IEEE Trans Med Imaging. 2022 Jul;41(7):1874-1884. doi: 10.1109/TMI.2022.3149344. Epub 2022 Jun 30.
Lung nodule malignancy prediction is an essential step in the early diagnosis of lung cancer. Besides the difficulties commonly discussed, the challenges of this task also come from the ambiguous labels provided by annotators, since deep learning models have in some cases been found to reproduce or amplify human biases. In this paper, we propose a multi-view 'divide-and-rule' (MV-DAR) model to learn from both reliable and ambiguous annotations for lung nodule malignancy prediction on chest CT scans. According to the consistency and reliability of their annotations, we divide nodules into three sets: a consistent and reliable set (CR-Set), an inconsistent set (IC-Set), and a low reliable set (LR-Set). The nodule in IC-Set is annotated by multiple radiologists inconsistently, and the nodule in LR-Set is annotated by only one radiologist. Although ambiguous, inconsistent labels tell which label(s) is consistently excluded by all annotators, and the unreliable labels of a cohort of nodules are largely correct from the statistical point of view. Hence, both IC-Set and LR-Set can be used to facilitate the training of MV-DAR. Our MV-DAR contains three DAR models to characterize a lung nodule from three orthographic views and is trained following a two-stage procedure. Each DAR consists of three networks with the same architecture, including a prediction network (Prd-Net), a counterfactual network (CF-Net), and a low reliable network (LR-Net), which are trained on CR-Set, IC-Set, and LR-Set respectively in the pretraining phase. In the fine-tuning phase, the image representation ability learned by CF-Net and LR-Net is transferred to Prd-Net by negative-attention module (NA-Module) and consistent-attention module (CA-Module), aiming to boost the prediction ability of Prd-Net. The MV-DAR model has been evaluated on the LIDC-IDRI dataset and LUNGx dataset. Our results indicate not only the effectiveness of the MV-DAR in learning from ambiguous labels but also its superiority over present noisy label-learning models in lung nodule malignancy prediction.

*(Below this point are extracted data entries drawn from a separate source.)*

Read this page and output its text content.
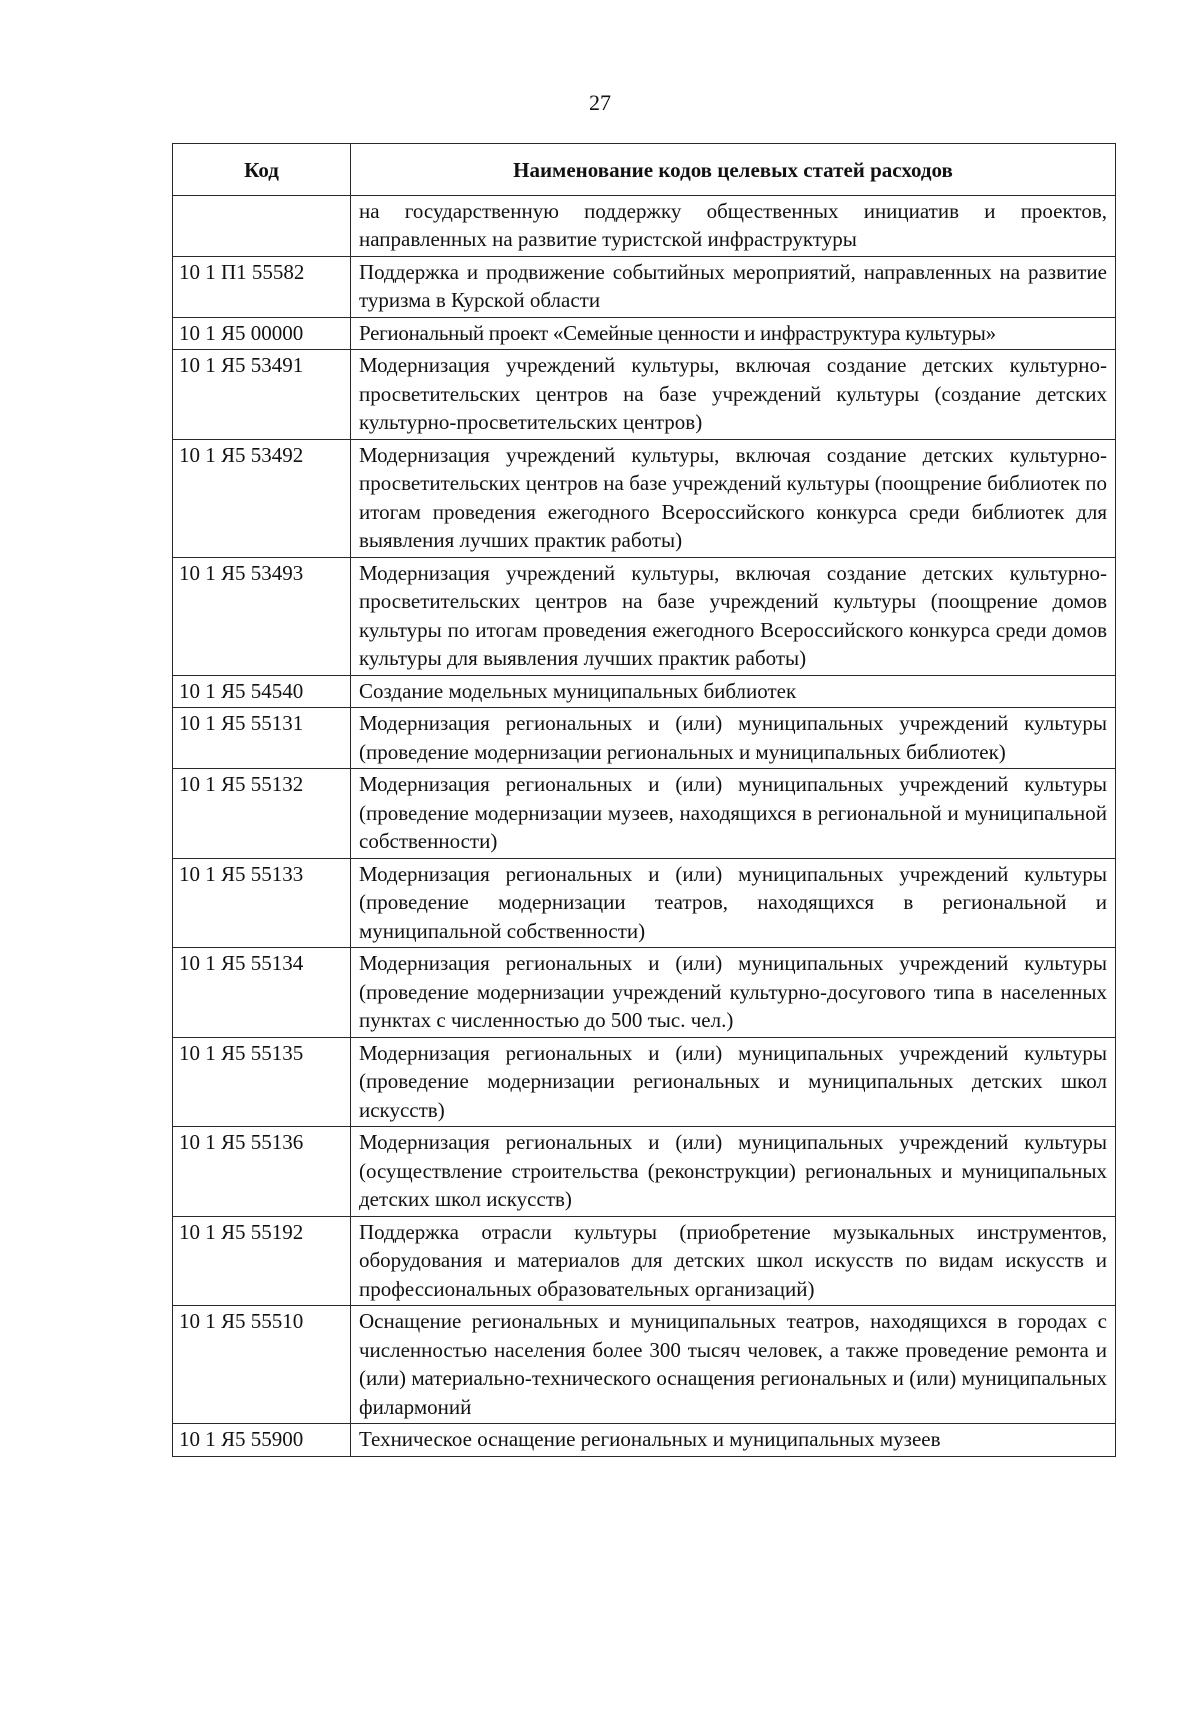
27
Код	Наименование кодов целевых статей расходов
	на государственную поддержку общественных инициатив и проектов, направленных на развитие туристской инфраструктуры
10 1 П1 55582	Поддержка и продвижение событийных мероприятий, направленных на развитие туризма в Курской области
10 1 Я5 00000	Региональный проект «Семейные ценности и инфраструктура культуры»
10 1 Я5 53491	Модернизация учреждений культуры, включая создание детских культурно-просветительских центров на базе учреждений культуры (создание детских культурно-просветительских центров)
10 1 Я5 53492	Модернизация учреждений культуры, включая создание детских культурно-просветительских центров на базе учреждений культуры (поощрение библиотек по итогам проведения ежегодного Всероссийского конкурса среди библиотек для выявления лучших практик работы)
10 1 Я5 53493	Модернизация учреждений культуры, включая создание детских культурно-просветительских центров на базе учреждений культуры (поощрение домов культуры по итогам проведения ежегодного Всероссийского конкурса среди домов культуры для выявления лучших практик работы)
10 1 Я5 54540	Создание модельных муниципальных библиотек
10 1 Я5 55131	Модернизация региональных и (или) муниципальных учреждений культуры (проведение модернизации региональных и муниципальных библиотек)
10 1 Я5 55132	Модернизация региональных и (или) муниципальных учреждений культуры (проведение модернизации музеев, находящихся в региональной и муниципальной собственности)
10 1 Я5 55133	Модернизация региональных и (или) муниципальных учреждений культуры (проведение модернизации театров, находящихся в региональной и муниципальной собственности)
10 1 Я5 55134	Модернизация региональных и (или) муниципальных учреждений культуры (проведение модернизации учреждений культурно-досугового типа в населенных пунктах с численностью до 500 тыс. чел.)
10 1 Я5 55135	Модернизация региональных и (или) муниципальных учреждений культуры (проведение модернизации региональных и муниципальных детских школ искусств)
10 1 Я5 55136	Модернизация региональных и (или) муниципальных учреждений культуры (осуществление строительства (реконструкции) региональных и муниципальных детских школ искусств)
10 1 Я5 55192	Поддержка отрасли культуры (приобретение музыкальных инструментов, оборудования и материалов для детских школ искусств по видам искусств и профессиональных образовательных организаций)
10 1 Я5 55510	Оснащение региональных и муниципальных театров, находящихся в городах с численностью населения более 300 тысяч человек, а также проведение ремонта и (или) материально-технического оснащения региональных и (или) муниципальных филармоний
10 1 Я5 55900	Техническое оснащение региональных и муниципальных музеев
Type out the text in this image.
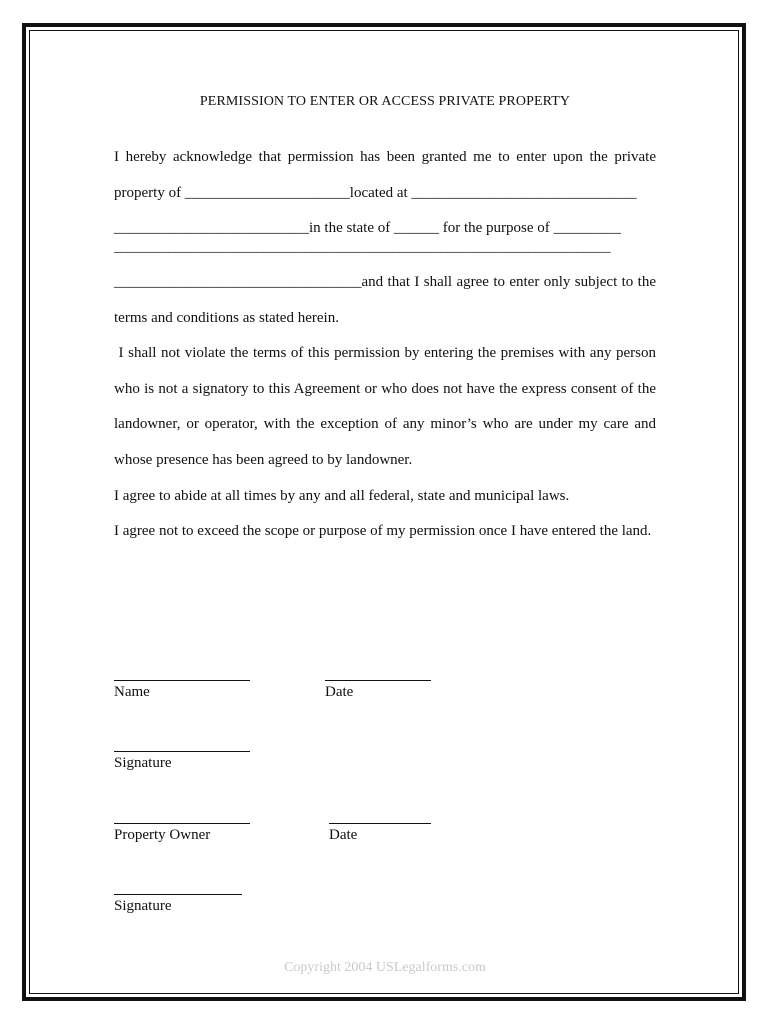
PERMISSION TO ENTER OR ACCESS PRIVATE PROPERTY
I hereby acknowledge that permission has been granted me to enter upon the private
property of ______________________located at ______________________________
__________________________in the state of ______ for the purpose of _________
_________________________________________________________________________
_________________________________and that I shall agree to enter only subject to the
terms and conditions as stated herein.
I shall not violate the terms of this permission by entering the premises with any person
who is not a signatory to this Agreement or who does not have the express consent of the
landowner, or operator, with the exception of any minor’s who are under my care and
whose presence has been agreed to by landowner.
I agree to abide at all times by any and all federal, state and municipal laws.
I agree not to exceed the scope or purpose of my permission once I have entered the land.
Name	Date
Signature
Property Owner	Date
Signature
Copyright 2004 USLegalforms.com
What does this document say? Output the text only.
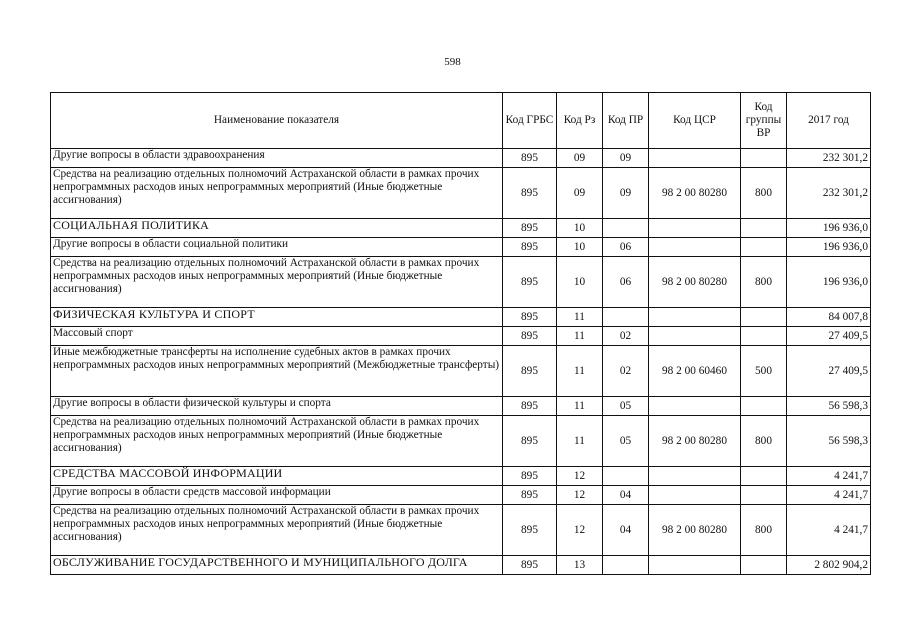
598
Наименование показателя	Код ГРБС	Код Рз	Код ПР	Код ЦСР	Код группы ВР	2017 год
Другие вопросы в области здравоохранения	895	09	09			232 301,2
Средства на реализацию отдельных полномочий Астраханской области в рамках прочих непрограммных расходов иных непрограммных мероприятий (Иные бюджетные ассигнования)	895	09	09	98 2 00 80280	800	232 301,2
СОЦИАЛЬНАЯ ПОЛИТИКА	895	10				196 936,0
Другие вопросы в области социальной политики	895	10	06			196 936,0
Средства на реализацию отдельных полномочий Астраханской области в рамках прочих непрограммных расходов иных непрограммных мероприятий (Иные бюджетные ассигнования)	895	10	06	98 2 00 80280	800	196 936,0
ФИЗИЧЕСКАЯ КУЛЬТУРА И СПОРТ	895	11				84 007,8
Массовый спорт	895	11	02			27 409,5
Иные межбюджетные трансферты на исполнение судебных актов в рамках прочих непрограммных расходов иных непрограммных мероприятий (Межбюджетные трансферты)	895	11	02	98 2 00 60460	500	27 409,5
Другие вопросы в области физической культуры и спорта	895	11	05			56 598,3
Средства на реализацию отдельных полномочий Астраханской области в рамках прочих непрограммных расходов иных непрограммных мероприятий (Иные бюджетные ассигнования)	895	11	05	98 2 00 80280	800	56 598,3
СРЕДСТВА МАССОВОЙ ИНФОРМАЦИИ	895	12				4 241,7
Другие вопросы в области средств массовой информации	895	12	04			4 241,7
Средства на реализацию отдельных полномочий Астраханской области в рамках прочих непрограммных расходов иных непрограммных мероприятий (Иные бюджетные ассигнования)	895	12	04	98 2 00 80280	800	4 241,7
ОБСЛУЖИВАНИЕ ГОСУДАРСТВЕННОГО И МУНИЦИПАЛЬНОГО ДОЛГА	895	13				2 802 904,2
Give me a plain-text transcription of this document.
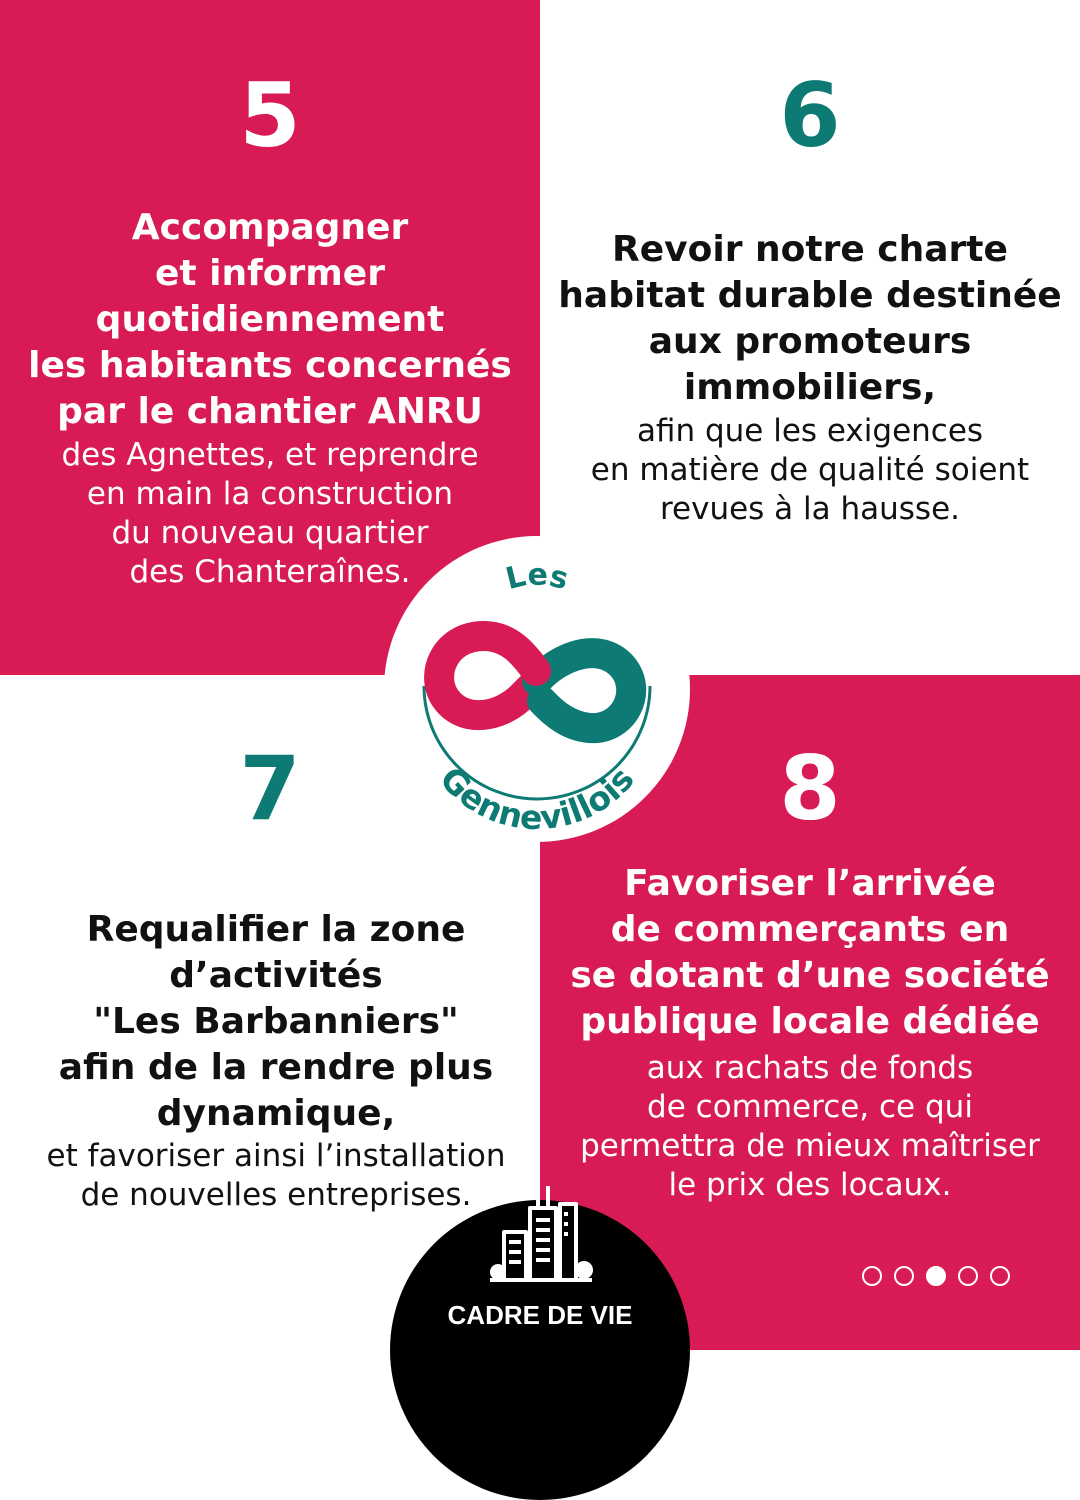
5
Accompagner
et informer
quotidiennement
les habitants concernés
par le chantier ANRU
des Agnettes, et reprendre
en main la construction
du nouveau quartier
des Chanteraînes.
6
Revoir notre charte
habitat durable destinée
aux promoteurs
immobiliers,
afin que les exigences
en matière de qualité soient
revues à la hausse.
7
Requalifier la zone
d’activités
"Les Barbanniers"
afin de la rendre plus
dynamique,
et favoriser ainsi l’installation
de nouvelles entreprises.
8
Favoriser l’arrivée
de commerçants en
se dotant d’une société
publique locale dédiée
aux rachats de fonds
de commerce, ce qui
permettra de mieux maîtriser
le prix des locaux.
Les
Gennevillois
CADRE DE VIE
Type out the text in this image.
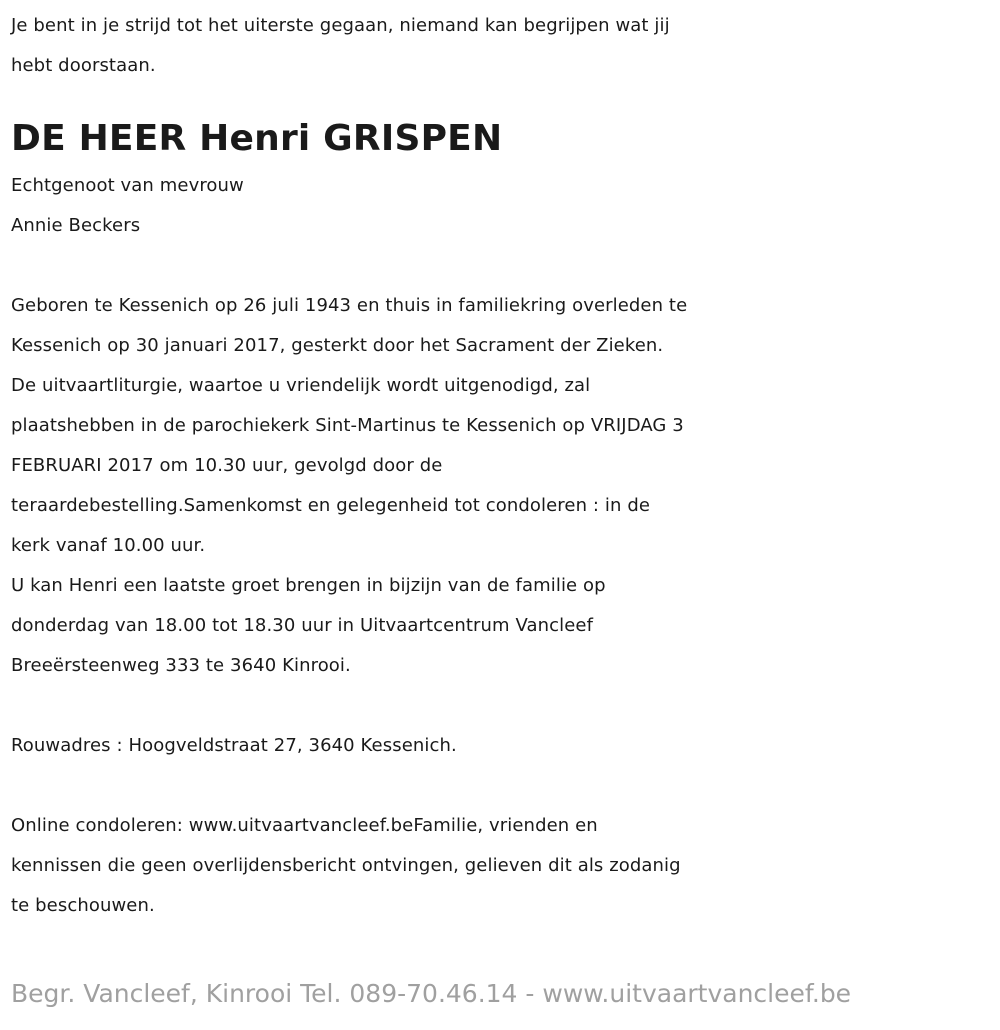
Je bent in je strijd tot het uiterste gegaan, niemand kan begrijpen wat jij
hebt doorstaan.
DE HEER Henri GRISPEN
Echtgenoot van mevrouw
Annie Beckers
Geboren te Kessenich op 26 juli 1943 en thuis in familiekring overleden te
Kessenich op 30 januari 2017, gesterkt door het Sacrament der Zieken.
De uitvaartliturgie, waartoe u vriendelijk wordt uitgenodigd, zal
plaatshebben in de parochiekerk Sint-Martinus te Kessenich op VRIJDAG 3
FEBRUARI 2017 om 10.30 uur, gevolgd door de
teraardebestelling.Samenkomst en gelegenheid tot condoleren : in de
kerk vanaf 10.00 uur.
U kan Henri een laatste groet brengen in bijzijn van de familie op
donderdag van 18.00 tot 18.30 uur in Uitvaartcentrum Vancleef
Breeërsteenweg 333 te 3640 Kinrooi.
Rouwadres : Hoogveldstraat 27, 3640 Kessenich.
Online condoleren: www.uitvaartvancleef.beFamilie, vrienden en
kennissen die geen overlijdensbericht ontvingen, gelieven dit als zodanig
te beschouwen.
Begr. Vancleef, Kinrooi Tel. 089-70.46.14 - www.uitvaartvancleef.be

肺结节良恶性预测是肺癌早期诊断的关键步骤。除了常见的困难外,这项任务的挑战还来自注释者提供的模糊标签,因为深度学习模型在某些情况下被发现会复制或放大人类的偏见。在本文中,我们提出了一种多视图“分而治之”(MV-DAR)模型,用于从胸部 CT 扫描的可靠和模糊注释中学习肺结节良恶性预测。根据注释的一致性和可靠性,我们将结节分为三组:一致且可靠的集合(CR-Set)、不一致的集合(IC-Set)和低可靠的集合(LR-Set)。IC-Set 中的结节由多个放射科医生不一致地注释,LR-Set 中的结节由一个放射科医生注释。尽管存在模糊性,但不一致的标签可以告诉哪些标签被所有注释者一致排除,而且从统计角度来看,一个队列的不可靠标签在很大程度上是正确的。因此,IC-Set 和 LR-Set 都可以用于促进 MV-DAR 的训练。我们的 MV-DAR 包含三个 DAR 模型,从三个正交视图来描述肺结节,并按照两阶段的过程进行训练。每个 DAR 由三个具有相同架构的网络组成,包括预测网络(Prd-Net)、反事实网络(CF-Net)和低可靠网络(LR-Net),它们分别在预训练阶段在 CR-Set、IC-Set 和 LR-Set 上进行训练。在微调阶段,CF-Net 和 LR-Net 学习到的图像表示能力通过负注意力模块(NA-Module)和一致注意力模块(CA-Module)转移到 Prd-Net,旨在提高 Prd-Net 的预测能力。MV-DAR 模型已经在 LIDC-IDRI 数据集和 LUNGx 数据集上进行了评估。我们的结果不仅表明了 MV-DAR 从模糊标签中学习的有效性,还表明了它在肺结节良恶性预测方面优于现有的噪声标签学习模型。